An Armenian chess titan who outmaneuvered Soviet giants to become a national champion and a revered trainer of champions.
Artashes Minasian emerged from the fiercely competitive Soviet chess system to become a cornerstone of independent Armenia's chess dominance. The grandmaster announced himself by tying for first in the final USSR Championship in 1991, a symbolic passing of the torch. As Armenia found its footing, Minasian became its domestic rock, capturing the national championship six times. His strategic, positionally sound style made him a formidable opponent and an invaluable team player, contributing to Armenian successes in European and World Team Championships. Beyond the board, his deeper impact lies in his shift to coaching, where his analytical mind helped shape the next generation, including working with the national team that secured Olympic gold. Minasian's career embodies the dual role of warrior and architect in a chess-obsessed nation.
1965–1980
The latchkey kids. Raised during divorce, recession, and the end of the Cold War. Skeptical, self-reliant, media-literate. They invented indie culture, grunge, and the early internet — then watched the Boomers take credit.

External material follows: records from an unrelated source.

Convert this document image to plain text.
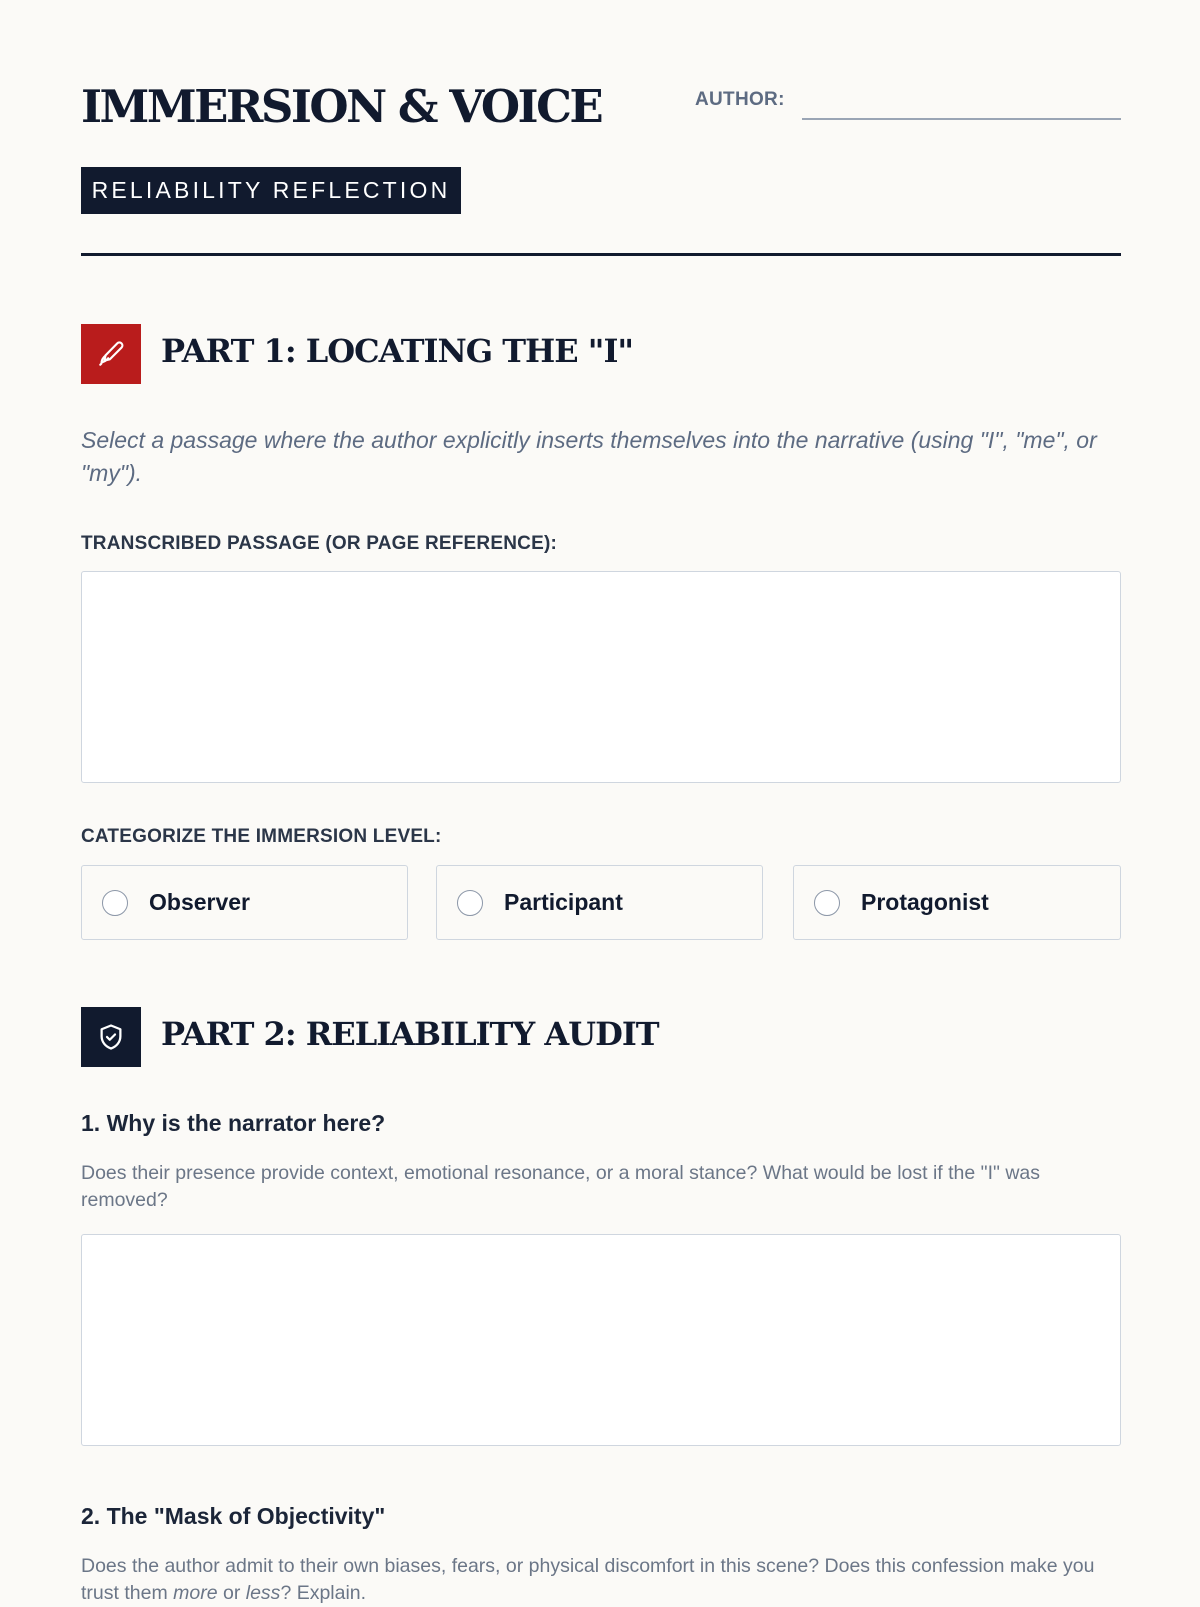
IMMERSION & VOICE	AUTHOR:
RELIABILITY REFLECTION
PART 1: LOCATING THE "I"

Select a passage where the author explicitly inserts themselves into the narrative (using "I", "me", or "my").

TRANSCRIBED PASSAGE (OR PAGE REFERENCE):
CATEGORIZE THE IMMERSION LEVEL:
Observer	Participant	Protagonist
PART 2: RELIABILITY AUDIT
1. Why is the narrator here?

Does their presence provide context, emotional resonance, or a moral stance? What would be lost if the "I" was removed?

2. The "Mask of Objectivity"

Does the author admit to their own biases, fears, or physical discomfort in this scene? Does this confession make you trust them more or less? Explain.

Artashes was born in 1967, placing them squarely in the Generation X. The events that shaped this generation — economic uncertainty, the end of the Cold War, and the rise of personal computing — shaped the world they entered and the choices available to them.
The biggest hits of 1967
#1 Movie
The Jungle Book
Best Picture
In the Heat of the Night
#1 TV Show
The Andy Griffith Show
The world at every milestone
Summer of Love in San Francisco; first Super Bowl
Watergate break-in; last Apollo Moon mission
John Lennon shot and killed in New York
Internet adopts TCP/IP, creating the modern internet
Live Aid concerts raise money for Ethiopian famine
Pan Am Flight 103 bombed over Lockerbie
Princess Diana dies in Paris car crash; Harry Potter published
iPhone released; Great Recession begins
#MeToo movement; solar eclipse crosses the US
He is a founding member of the Armenian Chess Academy.
Minasian defeated former World Champion Anatoly Karpov in a tournament game in 1994.
He holds the title of FIDE Senior Trainer, one of the highest coaching certifications in chess.
“The board is a laboratory where you test your ideas against reality.”